Since 2015 Saudi Arabia’s Non-Oil Private Sectoral growth touches its peak as it expands at its fastest ever pace

The economic strength of the country, that has grown on an annual 2.9 percent within the second quarter, the Kingdom’s non-oil gross domestic product has touched down its peak point as it expands at a rapid pace.

Arab league’s largest economy fired all its cylinders to shook off the chocking impact of a rigorous drive that was followed in closely by sharp decline in the oil prices during 2014 all thanks to it’s non-oil (private sectoral) economic growth that has accelerated to its fastest pace ever in past five years during the second quarter of the year.

As per the recent data released by the General Authority for Statistics, the Kingdom’s non-oil gross domestic product grew in by 2.9 percent year-on-year, a huge rise as compared to a 2.1 percent rate of expansion achieved during the first quarter in 2019. This push forward in the non-oil economic growth is its strongest ever since the fourth quarter of 2015 since Riyadh begin to drive fiscal consolidation measures in place to counter-attack a three-year oil price slump that began in the middle of 2014.

The second-quarter rise was largely boosted by the private sectoral activity, which grew 3.4 percent in the three months to the end of June, up from 1.9 percent during the first quarter.

This rise in the private sector activity was hugely supported through largely by investments made through the kingdom’s sovereign wealth fund, the Public Investment Fund which is core to the kingdom’s efforts in the transformation of the economy. Government Sectoral growth was also broadly stabilized during the second quarter of this year, on a roundabout of 1.76 percent year-on-year from 1.74 percent in the primitive three months of the year.

According to words as stated by Monica Malik, chief economist at Abu Dhabi Commercial Bank that “they believe the most favorable fiscal backdrop, as well as the primitive signs of the government’s investment program, have been prime for this steep rise in the non-oil activity”.

The ADCB also noted and reported that “the private consumption growth remained firm at 4.1 percent notwithstanding gradually from 4.8 percent year-on-year in the first quarter of 2019. It also witnessed firming in investment activity that was also overviewed as GDP growth breakdown by sector in areas such as construction and transportation”.

The Kingdom’s economy, which largely relies heavily on the sale of oils and hydrocarbons for their revenue generation, is gradually and at constant pace recovering from the crude price shock waves as it witnessed it plummet down $30 per barrel during the first quarter in 2016.

However, the positive point to be noted is that the crude prices have since rebounded strongly to $80 per barrel in the fourth quarter of last year and is also in line hovering on a roundabout at $60 per barrel at present day, thus, powering in the government’s net finances.

Under the Overarching Vision 2030 initiative, the Kingdom is also pursuing its economic transformation program in order to curb the subsidies as well as government spending to generate alternative revenue lines through the development of a non-oil industrial base.

The Opec+, the alliance of OPEC and non-Opec member countries junction rectifier by Kingdom of Saudi Arabia and Russia, have in agreement to implement production cuts till March 2020 in an exceedingly bid to support costs and balance the international oil market. However, Saudi oil output has been below its Opec+ offer agreement of 10.3 million BPD, averaging 9.9 million BPD within the initial eight months and 9.8 million BPD within the second quarter of this year.

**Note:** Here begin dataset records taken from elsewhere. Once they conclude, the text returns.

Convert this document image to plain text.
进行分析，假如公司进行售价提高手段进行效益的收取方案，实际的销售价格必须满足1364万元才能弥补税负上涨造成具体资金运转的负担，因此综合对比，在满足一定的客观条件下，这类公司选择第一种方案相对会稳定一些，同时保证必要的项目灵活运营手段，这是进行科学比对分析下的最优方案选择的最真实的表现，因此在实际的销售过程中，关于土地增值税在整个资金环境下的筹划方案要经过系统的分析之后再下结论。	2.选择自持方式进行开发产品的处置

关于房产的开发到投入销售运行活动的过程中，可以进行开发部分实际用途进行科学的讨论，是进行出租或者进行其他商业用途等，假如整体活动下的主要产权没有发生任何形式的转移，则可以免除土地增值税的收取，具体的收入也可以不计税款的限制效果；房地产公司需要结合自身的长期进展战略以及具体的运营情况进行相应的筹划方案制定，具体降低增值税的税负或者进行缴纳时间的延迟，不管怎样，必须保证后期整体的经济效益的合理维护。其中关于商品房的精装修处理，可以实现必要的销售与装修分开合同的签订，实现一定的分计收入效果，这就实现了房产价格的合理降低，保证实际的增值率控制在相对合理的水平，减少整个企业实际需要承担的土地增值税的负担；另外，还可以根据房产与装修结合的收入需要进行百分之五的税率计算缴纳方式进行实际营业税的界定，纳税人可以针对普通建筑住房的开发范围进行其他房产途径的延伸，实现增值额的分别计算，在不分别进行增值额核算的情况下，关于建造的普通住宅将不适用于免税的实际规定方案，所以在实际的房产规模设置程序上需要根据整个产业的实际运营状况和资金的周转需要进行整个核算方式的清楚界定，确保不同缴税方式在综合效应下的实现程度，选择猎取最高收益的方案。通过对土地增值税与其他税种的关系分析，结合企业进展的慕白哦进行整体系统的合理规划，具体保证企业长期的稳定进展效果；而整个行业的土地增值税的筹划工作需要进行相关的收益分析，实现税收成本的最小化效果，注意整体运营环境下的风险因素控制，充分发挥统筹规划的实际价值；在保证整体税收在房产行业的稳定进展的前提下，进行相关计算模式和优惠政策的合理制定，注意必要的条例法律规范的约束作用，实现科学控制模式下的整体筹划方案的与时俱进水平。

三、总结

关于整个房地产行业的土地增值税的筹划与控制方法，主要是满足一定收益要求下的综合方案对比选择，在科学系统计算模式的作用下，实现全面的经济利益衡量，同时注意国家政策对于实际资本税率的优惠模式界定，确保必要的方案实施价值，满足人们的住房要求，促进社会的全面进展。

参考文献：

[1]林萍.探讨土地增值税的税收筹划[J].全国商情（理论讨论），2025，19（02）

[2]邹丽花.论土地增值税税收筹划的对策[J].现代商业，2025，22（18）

Saudi Arabia is aiming for 9.8 million BPD of production in Oct, which remains five percent below of what it’s needed to chop. It’s a sign that it’ll possibly maintain its vital rate of over compliance, Moody’s investor’s Service the same in September.

The kingdom’s real value throughout the second quarter softened to zero.5 percent year-on-year when increasing 1.7 percent within the half-moon of the year. A year-on-year and quarter-on-quarter drop by oil sector value, that born by three percent throughout the reported amount on the rear of lower crude production, affected the headline growth figure.

Economists have argued that growth in the non-oil sector best represents the economic strength of the country as oil value will skew the headline range because of output cuts.

“The amount of oil made could be a huge consider Saudi Arabia’s value [as] this affects the expansion. that the right approach, the healthy thanks to scrutinizing the Saudi value is to appear at the non-oil personal sector, that is growing within the country as domestic consumption is growing,” Mazen Al Sudairi, the top of analysis at Al Rajhi Capital same earlier on. In September, the kingdom’s minister of finance Mahound Al Jadaan same the non-oil economy is on target to expand 2.9 percent this year. Al Rajhi’s estimates are in line with government expectations.